Figure 3. Shows a cup and handle pattern of AAPL

If the price breaks below the handle, it will be an indication of a failed cup and handle pattern and you would exit the trade. However, not everyone is willing to give up that much money on the trade. Therefore, some traders put the stop loss at the resistance level. Why? If the price breaks below the resistance level, it will be the first indication of a possible false breakout. Hence, they will get out of the trade right away.

4. Taking profit or exiting the trade when going long

Profit target is carefully calculated on the cup and handle pattern. The ideal way to calculate this number would be adding the height of the cup to the breakout point of the handle.

In order words, your price target would be the height of your cup plus your breakout price. For example. Let us say that your cup is between $55 and $52. The cup height is $55-$52 which is $2 dollars. If the breakout price is $55, you would take profit at $57 (2$+$55).

However, you don’t necessarily need to get out right away. As long as you have indications of a strong uptrend, you can stay in the trade until you reach the next resistance level where you can take profit.

5. Can you go short on a cup and handle?

The answer to this question is yes. As for any other patterns, you can go short if the bullish pattern fails and you have a strong indication of a downtrend.

There are a number of ways you can use to know that the cup and handle pattern has failed. The first one would happen if you have a false breakout. This means that the price would break the resistance and return back under the resistance with a heavy volume. This could be first indication of a reversal in the trend and therefore a failed cup and handle pattern.

The second option would happen if the price continues a decline movement and breaks below the handle. This would be an other indication of a downtrend.

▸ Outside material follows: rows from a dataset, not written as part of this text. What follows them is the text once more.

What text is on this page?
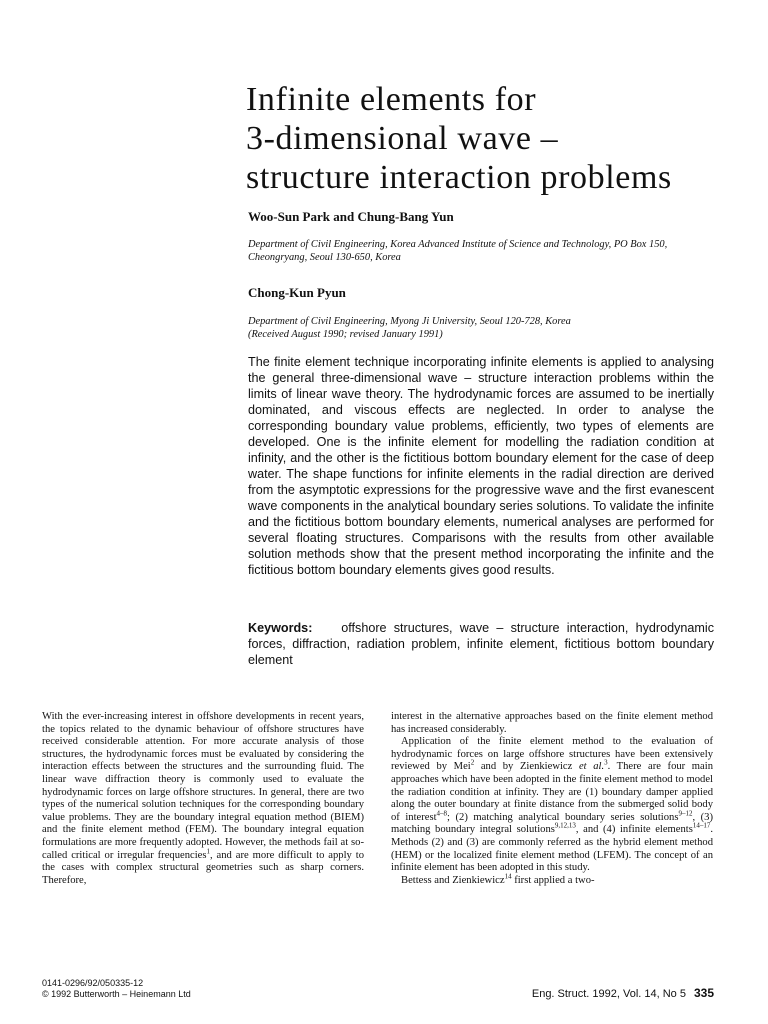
Infinite elements for
3-dimensional wave –
structure interaction problems

Woo-Sun Park and Chung-Bang Yun

Department of Civil Engineering, Korea Advanced Institute of Science and Technology, PO Box 150, Cheongryang, Seoul 130-650, Korea

Chong-Kun Pyun

Department of Civil Engineering, Myong Ji University, Seoul 120-728, Korea
(Received August 1990; revised January 1991)

The finite element technique incorporating infinite elements is applied to analysing the general three-dimensional wave – structure interaction problems within the limits of linear wave theory. The hydrodynamic forces are assumed to be inertially dominated, and viscous effects are neglected. In order to analyse the corresponding boundary value problems, efficiently, two types of elements are developed. One is the infinite element for modelling the radiation condition at infinity, and the other is the fictitious bottom boundary element for the case of deep water. The shape functions for infinite elements in the radial direction are derived from the asymptotic expressions for the progressive wave and the first evanescent wave components in the analytical boundary series solutions. To validate the infinite and the fictitious bottom boundary elements, numerical analyses are performed for several floating structures. Comparisons with the results from other available solution methods show that the present method incorporating the infinite and the fictitious bottom boundary elements gives good results.

Keywords: offshore structures, wave – structure interaction, hydrodynamic forces, diffraction, radiation problem, infinite element, fictitious bottom boundary element

With the ever-increasing interest in offshore developments in recent years, the topics related to the dynamic behaviour of offshore structures have received considerable attention. For more accurate analysis of those structures, the hydrodynamic forces must be evaluated by considering the interaction effects between the structures and the surrounding fluid. The linear wave diffraction theory is commonly used to evaluate the hydrodynamic forces on large offshore structures. In general, there are two types of the numerical solution techniques for the corresponding boundary value problems. They are the boundary integral equation method (BIEM) and the finite element method (FEM). The boundary integral equation formulations are more frequently adopted. However, the methods fail at so-called critical or irregular frequencies$^1$, and are more difficult to apply to the cases with complex structural geometries such as sharp corners. Therefore,

interest in the alternative approaches based on the finite element method has increased considerably.

Application of the finite element method to the evaluation of hydrodynamic forces on large offshore structures have been extensively reviewed by Mei$^2$ and by Zienkiewicz et al.$^3$. There are four main approaches which have been adopted in the finite element method to model the radiation condition at infinity. They are (1) boundary damper applied along the outer boundary at finite distance from the submerged solid body of interest$^{4-8}$; (2) matching analytical boundary series solutions$^{9-12}$, (3) matching boundary integral solutions$^{9,12,13}$, and (4) infinite elements$^{14-17}$. Methods (2) and (3) are commonly referred as the hybrid element method (HEM) or the localized finite element method (LFEM). The concept of an infinite element has been adopted in this study.

Bettess and Zienkiewicz$^{14}$ first applied a two-

0141-0296/92/050335-12
© 1992 Butterworth – Heinemann Ltd	Eng. Struct. 1992, Vol. 14, No 5 335
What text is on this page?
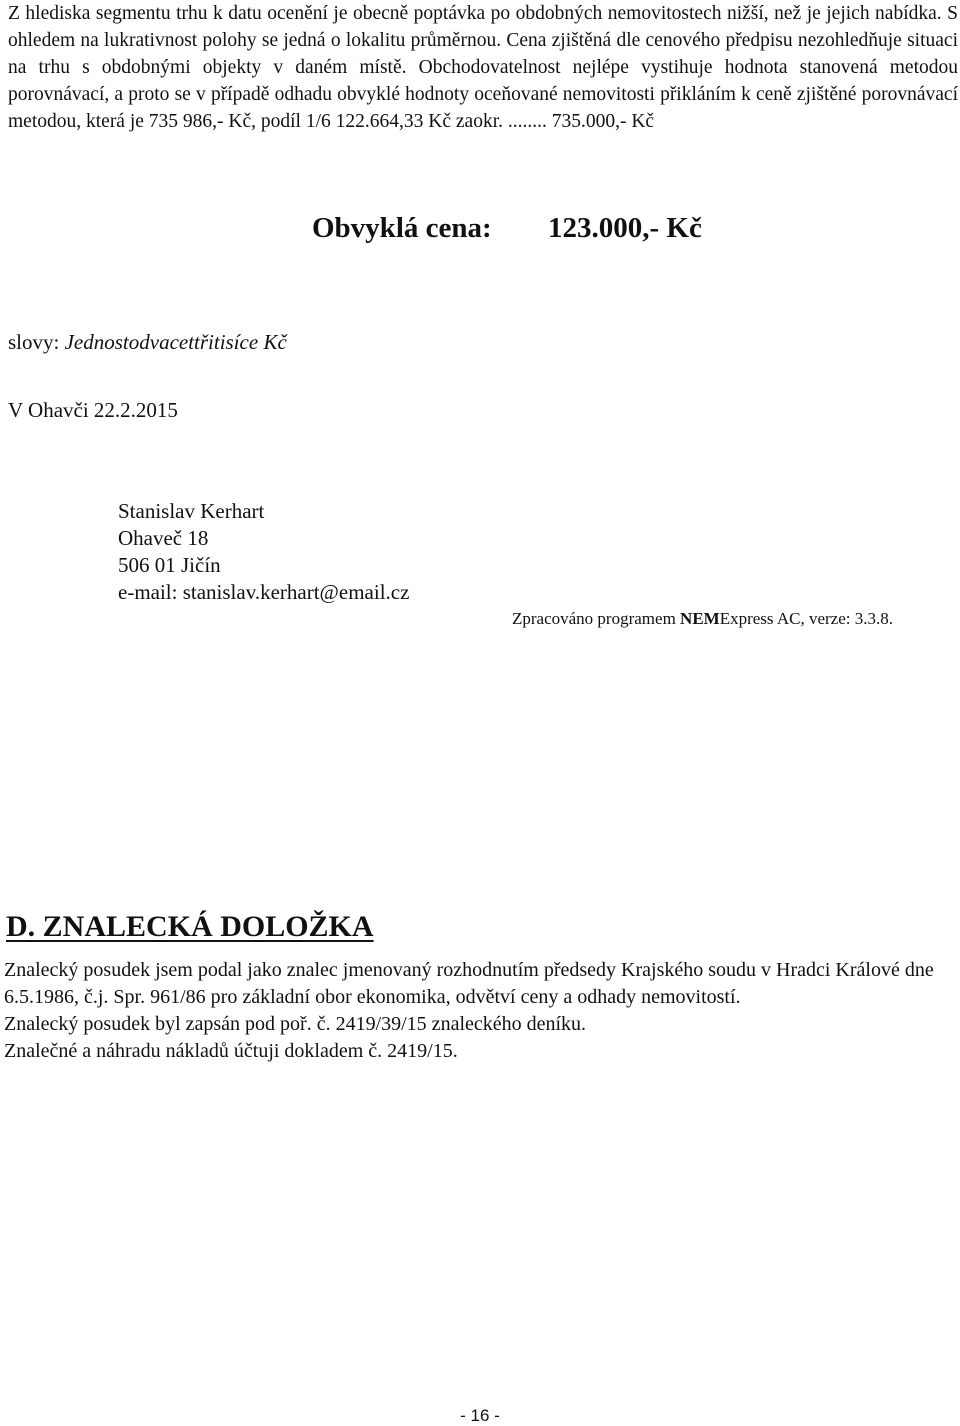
Z hlediska segmentu trhu k datu ocenění je obecně poptávka po obdobných nemovitostech nižší, než je jejich nabídka. S ohledem na lukrativnost polohy se jedná o lokalitu průměrnou. Cena zjištěná dle cenového předpisu nezohledňuje situaci na trhu s obdobnými objekty v daném místě. Obchodovatelnost nejlépe vystihuje hodnota stanovená metodou porovnávací, a proto se v případě odhadu obvyklé hodnoty oceňované nemovitosti přikláním k ceně zjištěné porovnávací metodou, která je 735 986,- Kč, podíl 1/6 122.664,33 Kč zaokr. ........ 735.000,- Kč

Obvyklá cena: 123.000,- Kč
slovy: Jednostodvacettřitisíce Kč
V Ohavči 22.2.2015
Stanislav Kerhart
Ohaveč 18
506 01 Jičín
e-mail: stanislav.kerhart@email.cz
Zpracováno programem NEMExpress AC, verze: 3.3.8.
D. ZNALECKÁ DOLOŽKA

Znalecký posudek jsem podal jako znalec jmenovaný rozhodnutím předsedy Krajského soudu v Hradci Králové dne 6.5.1986, č.j. Spr. 961/86 pro základní obor ekonomika, odvětví ceny a odhady nemovitostí.

Znalecký posudek byl zapsán pod poř. č. 2419/39/15 znaleckého deníku.

Znalečné a náhradu nákladů účtuji dokladem č. 2419/15.

- 16 -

If you want to go short, you would enter a trade when the handle is broken and put your stop loss at the bottom of the handle or the previous low. Some traders start shorting the stock after a false breakout is emerged. In this case, they put a stop loss at the resistance level.

6. Take away

A Cup and handle pattern comes in many forms. The U shape with a rounding bottom is more common. However, some stocks form a V like shape or close to it instead of a fully rounded bottom.

It is important to wait for the handle form to confirm the pattern. Once the pattern is formed, a trader can take position after the breakout happens.

Always use a stop loss on your trades to avoid losses from false breakouts and sudden reversal in the trend.

A cup and handle must occur in a long uptrend to qualify as a cup and handle pattern.